A imortal da ABL Nélida Piñon é uma das associadas da Rebra; já Joyce Cavalccante diz que rede mudou o perfil editorial do país

iG Minas Gerais | Ludmila Azevedo |

A imortal da ABL Nélida Piñon é uma das associadas da Rebra
Fernanda fernandes/ agencia estado
A imortal da ABL Nélida Piñon é uma das associadas da Rebra

A Rede de Escritoras Brasileiras – Rebra – completa hoje 15 anos de atividade, com uma festa na Casa das Rosas, em São Paulo.

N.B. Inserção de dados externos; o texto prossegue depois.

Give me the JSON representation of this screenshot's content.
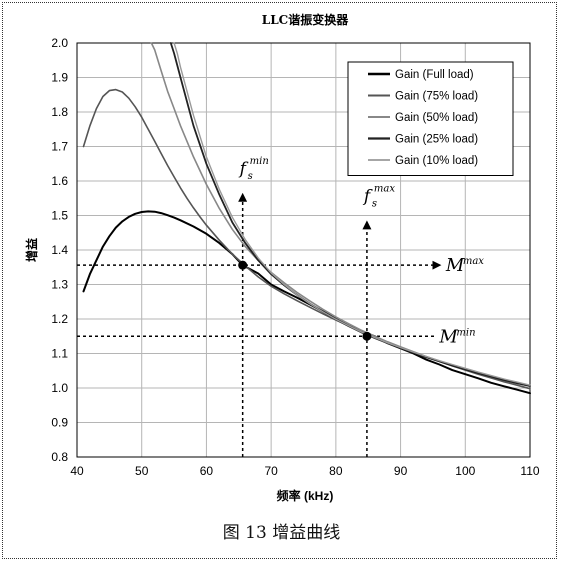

Sarau, lançamentos e palestras estão da pauta desta que a presidente da organização sem fins lucrativos, Joyce Cavalccante, compara à Virada Cultural, tamanho o caráter artístico e agregador.

Joyce, cearense radicada em São Paulo que tem dez livros publicado e está presentes a lançar seu primeiro título infantojuvenil, explica que a Rebra era um desejo antigo que ganhou vida após sua participação num congresso de escritores na Argentina.

“Eu atribui a nossa atuação um fenômeno de sincronicidade. É o meu esforço e de várias escritoras para abrir oportunidade e espaço para as mulheres na literatura. Acredito que mudamos o perfil de algumas escolhas editoriais no país. Quando virou o século, surgiram muitas antologias, dos melhores contos, crônicas e poesias. A presença feminina era muito tímida. Após a visibilidade que a rede busca, o perfil mudou”, considera.

Atualmente, a rede conta com 4.303 associadas e representação em 12 países. Entre as escritoras mais conhecidas está a imortal Nélida Piñon, primeira mulher a presidir a Academia Brasileira de Letras, entre 1996 e 1997. Rachel de Queiroz, também pioneira na ABL (a autora do clássico “O Quinze” foi a primeira mulher a ocupar uma cadeira na Academia), e morta em 2003, chegou a se filiar.

Ao navegar pelo site (rebra.org), principal meio de intercâmbio das autoras, faltam nomes como Adélia Prado, Lygia Fagundes Telles e Lya Luft. A presidente da Rebra esclarece, no entanto, que a associação é voluntária mediante a algumas regras e a anuidade de R$300. Com isso, a escritora terá acesso a diversas oportunidades na área, segundo Joyce Cavalccante.

“Nós descobrimos escritoras fabulosas. 80% das nossas associadas têm doutorado. Temos associadas que ainda não haviam lançado o primeiro livro, como Neta Mello. Hoje, ela estuda nos Estados Unidos e possui publicações, a exemplo do romance ‘Sem Remetente’, e é uma das maiores cronistas do Brasil”, explica.

Um dos suportes interessantes da Rebra é o selo editorial, que leva o nome da rede, e tenta suprir a lacuna da publicação, priorizando o trabalho das associadas. “Como ela não possui fins lucrativos, terceirizamos o serviço. É uma iniciativa que vem dando certo há 12 anos”, comemora.

Joyce considera que futuramente as escritoras vão gerir as próprias carreiras, e a rede vem dando esse suporte. “Eu mesma publiquei por grandes editores e agora optei pelo selo. O caminho independente é fundamental”, conclui.